Amoris Laetitia is located on this very concrete level of each person’s life. There is an evolution, clearly expressed by Pope Francis, in the Church’s perception of the elements that condition and that mitigate, elements that are specific to our own epoch. “The Church possesses a solid body of reflection concerning mitigating factors and situations.

Hence it can no longer simply be said that those in any ‘irregular’ situation are living in a state of mortal sin and are deprived of sanctifying grace. More is involved here than mere ignorance of the rule. A subject may know full well the rule, yet have great difficulty in understanding ‘its inherent values,’ or be in a concrete situation which does not allow him or her to decide differently and act otherwise without further sin. As the Synod Fathers put it, ‘factors may exist which limit the ability to make a decision’” (AL 301).

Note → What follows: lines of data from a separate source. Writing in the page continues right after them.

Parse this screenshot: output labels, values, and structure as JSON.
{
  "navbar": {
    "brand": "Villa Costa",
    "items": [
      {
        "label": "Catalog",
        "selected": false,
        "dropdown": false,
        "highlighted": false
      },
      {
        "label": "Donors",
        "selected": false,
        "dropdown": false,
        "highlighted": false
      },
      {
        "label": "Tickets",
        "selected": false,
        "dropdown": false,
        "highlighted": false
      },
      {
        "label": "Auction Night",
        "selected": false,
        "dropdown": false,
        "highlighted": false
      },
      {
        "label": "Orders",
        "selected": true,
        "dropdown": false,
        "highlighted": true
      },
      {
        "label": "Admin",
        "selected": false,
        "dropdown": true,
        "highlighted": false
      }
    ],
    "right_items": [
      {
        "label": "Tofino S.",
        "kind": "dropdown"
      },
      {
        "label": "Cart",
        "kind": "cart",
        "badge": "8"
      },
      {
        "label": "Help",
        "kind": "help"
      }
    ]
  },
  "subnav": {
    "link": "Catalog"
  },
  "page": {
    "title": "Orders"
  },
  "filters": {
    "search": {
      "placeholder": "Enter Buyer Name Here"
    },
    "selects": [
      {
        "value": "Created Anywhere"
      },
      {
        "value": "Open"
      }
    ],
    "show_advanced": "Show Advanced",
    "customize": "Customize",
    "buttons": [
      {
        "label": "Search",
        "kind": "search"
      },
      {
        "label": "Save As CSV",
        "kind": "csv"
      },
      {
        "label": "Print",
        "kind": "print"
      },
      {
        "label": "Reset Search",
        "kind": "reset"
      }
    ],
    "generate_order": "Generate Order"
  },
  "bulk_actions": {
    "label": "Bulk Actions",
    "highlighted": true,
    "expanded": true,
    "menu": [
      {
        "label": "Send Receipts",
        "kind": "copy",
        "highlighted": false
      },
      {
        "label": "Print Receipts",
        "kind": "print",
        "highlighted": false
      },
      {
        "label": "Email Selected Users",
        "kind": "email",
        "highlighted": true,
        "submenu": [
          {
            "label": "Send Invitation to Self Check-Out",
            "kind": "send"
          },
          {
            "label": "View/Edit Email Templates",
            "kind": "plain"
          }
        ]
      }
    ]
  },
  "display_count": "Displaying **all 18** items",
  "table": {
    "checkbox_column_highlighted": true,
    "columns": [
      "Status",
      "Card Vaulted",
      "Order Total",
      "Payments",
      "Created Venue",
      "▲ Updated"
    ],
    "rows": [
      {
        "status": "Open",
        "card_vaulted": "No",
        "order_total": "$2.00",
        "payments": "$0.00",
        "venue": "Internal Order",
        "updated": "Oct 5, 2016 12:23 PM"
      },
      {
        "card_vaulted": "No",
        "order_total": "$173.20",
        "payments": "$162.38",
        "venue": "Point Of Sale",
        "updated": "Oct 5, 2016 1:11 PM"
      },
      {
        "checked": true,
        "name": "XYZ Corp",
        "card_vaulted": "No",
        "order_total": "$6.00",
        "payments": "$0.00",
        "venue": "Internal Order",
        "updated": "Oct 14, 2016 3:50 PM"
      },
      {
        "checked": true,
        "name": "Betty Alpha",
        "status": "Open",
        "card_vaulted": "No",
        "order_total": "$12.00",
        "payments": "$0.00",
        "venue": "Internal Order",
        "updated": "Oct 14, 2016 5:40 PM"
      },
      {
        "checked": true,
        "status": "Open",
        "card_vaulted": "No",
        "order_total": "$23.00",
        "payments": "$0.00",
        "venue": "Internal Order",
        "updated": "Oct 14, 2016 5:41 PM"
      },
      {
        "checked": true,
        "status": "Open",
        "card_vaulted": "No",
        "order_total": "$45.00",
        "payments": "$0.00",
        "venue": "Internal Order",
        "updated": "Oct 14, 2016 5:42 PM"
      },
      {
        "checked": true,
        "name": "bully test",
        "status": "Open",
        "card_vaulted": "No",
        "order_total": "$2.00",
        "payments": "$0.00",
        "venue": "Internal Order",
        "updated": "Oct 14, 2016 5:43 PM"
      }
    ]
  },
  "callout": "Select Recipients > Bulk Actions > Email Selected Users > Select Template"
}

Fr Spadaro: But this orientation was already contained in some way in the famous paragraph 84 of Familiaris Consortio to which Francis has recourse several times, as when he writes: “Pastors must know that, for the sake of truth, they are obliged to exercise careful discernment of situations” (AL 79).
Cardinal Schönborn: St John Paul II did indeed distinguish a variety of situations. He saw a difference between those who had tried sincerely to salvage their first marriage and were abandoned unjustly, and those who had destroyed a canonically valid marriage through their grave fault. He then spoke of those who have entered a second marital union for the sake of the upbringing of their children and who sometimes are subjectively certain in their consciences that the first marriage, now irreparably destroyed, was never valid. Each one of these cases thus constitutes the object of a differentiated moral evaluation. There are very many different starting points in an ever deeper sharing in the life of the Church, to which everyone is called. John Paul II already presupposes implicitly that one cannot simply say that every situation of a divorced and remarried person is the equivalent of a life in mortal sin that is separated from the communion of love between Christ and the Church. Accordingly, he was opening the door to a broader understanding, by means of the discernment of the various situations that are not objectively identical, and thanks to the consideration of the internal forum.

Fr Spadaro: I have the impression, therefore, that this stage is an evolution in the understanding of the doctrine…
Cardinal Schönborn: The complexity of family situations, which goes far beyond what was customary in our Western societies even a few decades ago, has made it necessary to look in a more nuanced way at the complexity of these situations. To a greater degree than in the past, the objective situation of a person does not tell us everything about that person in relation to God and in relation to the Church. This evolution compels us urgently to rethink what we meant when we spoke of objective situations of sin. And this implicitly entails a homogeneous evolution in the understanding and in the expression of the doctrine. Francis has taken an important step by obliging us to clarify something that had remained implicit in Familiaris Consortio, about the link between the objectivity of a situation of sin and the life of grace in relation to God and to his Church, and — as a logical consequence — about the concrete imputability of sin.

Cardinal Ratzinger had explained in the 1990s that we no longer speak automatically of a situation of mortal sin in the case of new marital unions. I remember asking Cardinal Ratzinger in 1994, when the Congregation for the Doctrine of the Faith had published its document about divorced and remarried persons: “Is it possible that the old praxis that was taken for granted, and that I knew before the Council, is still valid? This envisaged the possibility, in the internal forum with one’s confessor, of receiving the sacraments, provided that no scandal was given.” His reply was very clear, just like what Pope Francis affirms: there is no general norm that can cover all the particular cases. The general norm is very clear; and it is equally clear that it cannot cover all the cases exhaustively.